Lens Board for Raspberry Pi Camera, Arducam Adjustable and Interchangeable Lens M12 Module, Focus and Angle Enhancement for Raspberry Pi 4/3/3 B+

The rather complex issue is finding a lens. The lens must of course be able to screw into the C-Mount or the M12 mount depending on which camera you select.

Then the lens must be able to illuminate the entire chip where the RaspiCam HQ is a larger chip.

Then the ‘focal length’ of the lens determines along with the size of the chip the field of view which you want to keep under 100 degrees to avoid distortion issues.

For the Arducam one you need to get something that is called an M12 1/4" lens (lights up chips of this size).

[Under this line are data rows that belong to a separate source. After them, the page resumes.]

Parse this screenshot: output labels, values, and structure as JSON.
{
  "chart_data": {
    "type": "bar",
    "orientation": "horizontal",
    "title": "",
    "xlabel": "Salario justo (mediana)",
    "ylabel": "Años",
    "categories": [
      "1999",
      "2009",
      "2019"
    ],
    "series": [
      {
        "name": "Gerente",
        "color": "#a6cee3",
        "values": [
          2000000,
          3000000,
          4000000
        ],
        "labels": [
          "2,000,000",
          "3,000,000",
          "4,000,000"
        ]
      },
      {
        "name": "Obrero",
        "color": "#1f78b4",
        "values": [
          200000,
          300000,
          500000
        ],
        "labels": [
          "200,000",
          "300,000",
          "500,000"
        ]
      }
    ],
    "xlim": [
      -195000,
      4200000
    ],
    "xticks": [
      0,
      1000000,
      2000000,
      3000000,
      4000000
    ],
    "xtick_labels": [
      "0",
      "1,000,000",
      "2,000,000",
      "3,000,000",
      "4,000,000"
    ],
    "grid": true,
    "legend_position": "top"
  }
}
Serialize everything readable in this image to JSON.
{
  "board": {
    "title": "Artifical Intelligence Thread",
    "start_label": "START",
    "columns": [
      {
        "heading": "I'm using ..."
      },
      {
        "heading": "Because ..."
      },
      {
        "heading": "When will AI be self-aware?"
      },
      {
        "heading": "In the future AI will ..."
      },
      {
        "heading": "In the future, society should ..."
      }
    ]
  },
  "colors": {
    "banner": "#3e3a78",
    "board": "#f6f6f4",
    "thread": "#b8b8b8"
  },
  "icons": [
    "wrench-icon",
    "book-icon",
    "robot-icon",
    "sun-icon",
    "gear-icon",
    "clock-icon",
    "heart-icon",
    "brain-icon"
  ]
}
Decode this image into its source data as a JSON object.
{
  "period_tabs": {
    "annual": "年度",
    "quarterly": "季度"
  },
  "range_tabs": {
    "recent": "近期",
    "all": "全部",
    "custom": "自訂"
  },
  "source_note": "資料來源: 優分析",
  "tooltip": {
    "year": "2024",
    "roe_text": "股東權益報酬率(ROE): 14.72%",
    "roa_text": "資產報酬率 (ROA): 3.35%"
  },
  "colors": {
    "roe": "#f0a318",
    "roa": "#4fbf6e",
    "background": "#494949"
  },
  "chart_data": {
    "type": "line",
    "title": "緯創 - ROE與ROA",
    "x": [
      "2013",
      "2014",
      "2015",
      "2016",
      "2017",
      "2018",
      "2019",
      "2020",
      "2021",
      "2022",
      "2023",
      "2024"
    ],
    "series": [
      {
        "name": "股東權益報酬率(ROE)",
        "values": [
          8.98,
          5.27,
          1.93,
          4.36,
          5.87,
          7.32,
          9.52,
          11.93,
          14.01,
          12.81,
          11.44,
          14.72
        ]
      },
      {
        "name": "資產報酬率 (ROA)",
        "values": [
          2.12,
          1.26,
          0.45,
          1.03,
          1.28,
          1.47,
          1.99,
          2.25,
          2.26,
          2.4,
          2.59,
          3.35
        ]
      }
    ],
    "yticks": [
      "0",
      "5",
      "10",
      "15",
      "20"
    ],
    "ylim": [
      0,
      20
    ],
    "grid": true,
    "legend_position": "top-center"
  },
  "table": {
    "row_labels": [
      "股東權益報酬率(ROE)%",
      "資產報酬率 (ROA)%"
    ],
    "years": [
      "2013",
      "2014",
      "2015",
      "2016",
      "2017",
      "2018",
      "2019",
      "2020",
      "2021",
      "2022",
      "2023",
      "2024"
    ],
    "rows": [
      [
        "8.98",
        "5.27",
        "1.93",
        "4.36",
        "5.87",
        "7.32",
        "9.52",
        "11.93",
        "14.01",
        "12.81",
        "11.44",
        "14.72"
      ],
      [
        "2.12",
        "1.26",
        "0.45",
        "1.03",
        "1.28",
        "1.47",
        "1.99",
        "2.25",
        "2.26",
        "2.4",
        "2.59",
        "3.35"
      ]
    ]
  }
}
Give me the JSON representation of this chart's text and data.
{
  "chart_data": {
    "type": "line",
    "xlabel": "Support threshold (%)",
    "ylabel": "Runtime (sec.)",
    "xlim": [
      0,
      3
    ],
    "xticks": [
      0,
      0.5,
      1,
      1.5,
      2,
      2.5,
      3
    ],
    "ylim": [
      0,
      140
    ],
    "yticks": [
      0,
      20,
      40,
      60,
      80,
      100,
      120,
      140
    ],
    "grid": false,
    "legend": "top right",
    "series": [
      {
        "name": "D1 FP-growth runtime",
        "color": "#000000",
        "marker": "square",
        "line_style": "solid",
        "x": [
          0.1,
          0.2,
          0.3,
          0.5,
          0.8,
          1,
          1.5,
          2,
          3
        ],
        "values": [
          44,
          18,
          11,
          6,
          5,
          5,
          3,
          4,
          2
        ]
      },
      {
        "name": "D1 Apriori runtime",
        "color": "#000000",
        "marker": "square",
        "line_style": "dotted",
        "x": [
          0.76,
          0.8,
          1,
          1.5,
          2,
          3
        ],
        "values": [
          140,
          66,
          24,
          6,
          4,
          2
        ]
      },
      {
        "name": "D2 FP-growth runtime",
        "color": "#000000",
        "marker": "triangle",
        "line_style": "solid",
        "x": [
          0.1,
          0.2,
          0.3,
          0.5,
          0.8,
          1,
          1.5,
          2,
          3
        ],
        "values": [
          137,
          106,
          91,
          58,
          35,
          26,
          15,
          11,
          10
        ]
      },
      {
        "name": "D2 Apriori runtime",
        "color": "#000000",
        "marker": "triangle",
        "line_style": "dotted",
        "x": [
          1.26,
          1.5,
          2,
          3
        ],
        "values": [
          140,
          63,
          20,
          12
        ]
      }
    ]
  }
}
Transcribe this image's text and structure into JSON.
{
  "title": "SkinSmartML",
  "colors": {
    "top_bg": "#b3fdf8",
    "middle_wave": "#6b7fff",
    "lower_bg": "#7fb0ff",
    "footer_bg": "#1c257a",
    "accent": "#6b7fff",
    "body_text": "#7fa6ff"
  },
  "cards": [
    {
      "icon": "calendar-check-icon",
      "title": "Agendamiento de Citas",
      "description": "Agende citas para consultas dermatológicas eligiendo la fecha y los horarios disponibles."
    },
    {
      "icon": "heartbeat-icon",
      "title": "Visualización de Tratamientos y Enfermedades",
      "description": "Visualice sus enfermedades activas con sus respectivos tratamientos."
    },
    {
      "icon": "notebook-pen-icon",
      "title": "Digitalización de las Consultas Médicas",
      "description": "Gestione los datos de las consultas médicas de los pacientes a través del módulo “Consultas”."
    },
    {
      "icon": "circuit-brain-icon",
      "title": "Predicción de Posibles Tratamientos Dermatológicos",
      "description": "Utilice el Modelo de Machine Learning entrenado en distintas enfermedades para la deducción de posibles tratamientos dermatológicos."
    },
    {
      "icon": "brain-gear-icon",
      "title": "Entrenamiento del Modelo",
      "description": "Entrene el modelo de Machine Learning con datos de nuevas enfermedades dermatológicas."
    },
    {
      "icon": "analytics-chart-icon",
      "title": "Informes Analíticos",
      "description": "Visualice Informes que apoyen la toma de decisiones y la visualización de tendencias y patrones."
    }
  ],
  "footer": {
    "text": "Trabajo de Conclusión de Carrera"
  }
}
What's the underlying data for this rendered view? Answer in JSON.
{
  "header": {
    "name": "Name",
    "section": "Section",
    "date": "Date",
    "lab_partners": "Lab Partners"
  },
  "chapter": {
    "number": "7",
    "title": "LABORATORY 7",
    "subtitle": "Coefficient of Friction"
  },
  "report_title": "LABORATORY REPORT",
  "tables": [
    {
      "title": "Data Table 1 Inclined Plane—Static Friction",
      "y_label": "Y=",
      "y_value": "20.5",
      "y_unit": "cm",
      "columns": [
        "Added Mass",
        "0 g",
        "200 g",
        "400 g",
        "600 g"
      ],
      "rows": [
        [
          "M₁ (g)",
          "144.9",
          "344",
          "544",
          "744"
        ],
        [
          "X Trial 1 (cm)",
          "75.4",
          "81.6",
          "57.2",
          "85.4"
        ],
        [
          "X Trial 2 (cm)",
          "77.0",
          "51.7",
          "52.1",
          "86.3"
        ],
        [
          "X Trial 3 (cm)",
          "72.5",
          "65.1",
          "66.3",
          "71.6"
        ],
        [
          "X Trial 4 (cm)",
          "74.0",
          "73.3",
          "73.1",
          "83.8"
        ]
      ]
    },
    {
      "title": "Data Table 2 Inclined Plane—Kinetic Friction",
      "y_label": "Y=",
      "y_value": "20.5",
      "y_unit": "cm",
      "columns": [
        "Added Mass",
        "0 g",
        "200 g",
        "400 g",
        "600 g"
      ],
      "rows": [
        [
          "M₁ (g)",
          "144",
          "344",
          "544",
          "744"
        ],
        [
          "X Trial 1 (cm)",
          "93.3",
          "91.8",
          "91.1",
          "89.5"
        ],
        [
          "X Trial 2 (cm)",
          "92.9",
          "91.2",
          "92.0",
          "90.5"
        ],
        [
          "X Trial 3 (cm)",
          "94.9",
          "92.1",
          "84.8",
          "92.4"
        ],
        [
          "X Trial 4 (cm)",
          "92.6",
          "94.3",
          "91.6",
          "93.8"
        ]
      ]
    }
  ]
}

Then you would also want that lens to be about focal length of 2.8mm and in that way you get 96 degree HFOV (Horizontal field of view)

I have not been able to find a lens for the Raspicam that can get light on the full chip which is much larger AND get such a wide field of view.

So if you want field of view more than low light sensitivity and so on your choice is the Arducam I have discussed.


I found the standard objectives for RaspiCamHQ 12.3MPxl, Sony IMX477:
CS-mount lens 6mm and C-mount lens 12mm.
Which of both is better according to your experience?

Thank you!

Better depends on your requirements. I believe you have said you are trying to get really wide field of view approaching 100 deg HFOV. If that is true, I know of no lens that will get the RaspiCamHQ to do that. That is because the sensor chip is REALLY BIG. I did at one point try a 4mm lens but it clipped off the corners of the image because the light cone from the lens was not fully illuminating the large chip used for the HQ camera. A 4mm lens gets you 95 deg HFOV but clipped the corners a lot. You could try that. The 6mm C-mount lens gave me only 65deg HFOV so that is not even better than the v2.1 raspicam although it is better for lower light.

So if you do require largest HFOV for capturing the most area and thus minimizing the total number of fiducials to cover your ‘roaming space’. You will be forced to use the Arducam camera with M12 mount and something like the 2.3mm lens that give you about 86 deg HFOV fully illuminated chip.

The Arducam is an ‘inferior’ camera but offers the ability to get wider field of view due to much smaller chip physical area for the sensor elements.

My experience is there is never an ideal choice, only tradeoffs.

Hope this helps, it is a series of trade-offs with no ‘perfect’ solution.